Cost-Sensitive and Semi-Supervised Learning for Fraud
Abstract
Given the magnitude of e-auction transactions, it becomes challenging to safeguard
consumers from dishonest sellers, such as shill bidders. Shill Bidding (SB) is a
predominant auction fraud that is driven by modern-day technologies and clever
scammers. The difficulty of identifying the behavior of sophisticated fraudsters
and the scarcity of training dataset, hinder the research on SB detection. The
first part of this thesis aims to address these two difficult problems. We first
define two new SB patterns and implement other existing SB patterns. Next, we
develop a reliable SB dataset. This development requires crawling commercial
auctions and bidder history, preprocessing the raw data, and detecting outliers.
Due to the difficulty of labeling the multi-dimensional SB dataset, the second part
of the thesis investigates the Semi-Supervised Classification approach (SSC). SSC
requires labeling only a few SB samples. Therefore, we properly combine two data
clustering methods and define an anomaly detection approach based on the SB
scores of bidders in combination with the Three Sigma Rule.
Our experimental analysis in developing several SSC models demonstrates that
having unlabeled SB data together with a few labeled data improves the predictive
performance of the supervised SB models. The SSC models are able to accurately
differentiate between normal and shill bidders. Additionally, the learning curve
of the models shows that the smaller the size of the labeled SB data, the more
effective the model would be. Nevertheless, SSC models tackle the misclassifica-
tion errors of all the classes alike.
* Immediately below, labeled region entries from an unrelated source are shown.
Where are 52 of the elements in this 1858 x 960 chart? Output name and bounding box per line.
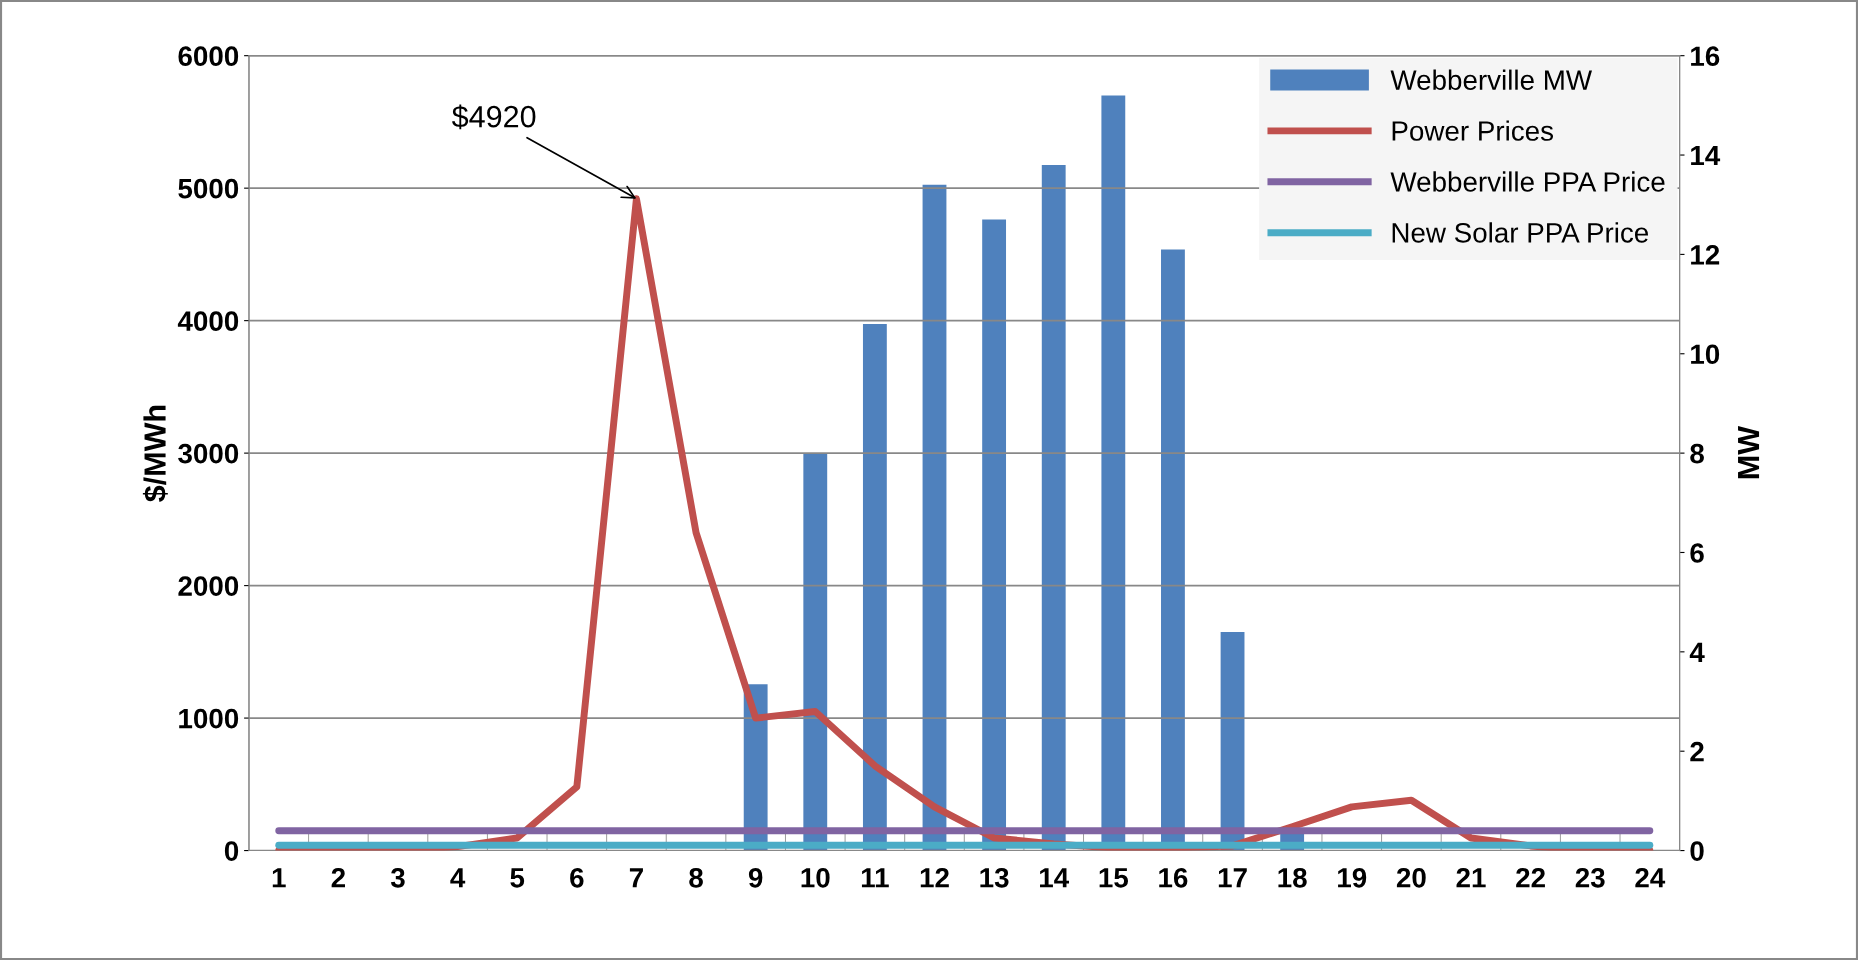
- x-tick-label: 4: [450, 868, 466, 888]
- y2-tick-label: 10: [1691, 344, 1720, 365]
- x-tick-label: 11: [861, 868, 889, 888]
- x-tick-label: 20: [1396, 867, 1426, 888]
- legend-label: Webberville PPA Price: [1390, 171, 1665, 192]
- y-axis-title: $/MWh: [142, 405, 168, 502]
- bar: [982, 219, 1007, 851]
- x-tick-label: 8: [689, 867, 703, 888]
- x-tick-label: 18: [1278, 867, 1307, 888]
- x-tick-label: 23: [1575, 867, 1605, 888]
- y-tick-label: 5000: [178, 178, 239, 199]
- legend-label: Webberville MW: [1390, 69, 1592, 90]
- y-tick-label: 3000: [178, 443, 239, 464]
- y2-tick-label: 14: [1691, 145, 1721, 166]
- y2-tick-label: 0: [1690, 841, 1704, 861]
- x-tick-label: 17: [1218, 868, 1247, 888]
- x-tick-label: 2: [331, 867, 345, 888]
- x-tick-label: 10: [801, 867, 830, 888]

This means that identifying a fraudster as a
normal bidder has the same risk as classifying a normal bidder as a fraudster. The
third part of the thesis examines this serious problem based on MetaCost learning.
Moreover, we propose an ensemble of a cost-sensitive and semi-supervised classifi-
cation approach to deal with the problem of imbalanced data without modifying
the original training SB dataset and to minimize the misclassification errors of the
fraud class as well. We develop several ensemble SB models that are able to reduce
the incorrect predictions of the fraud class.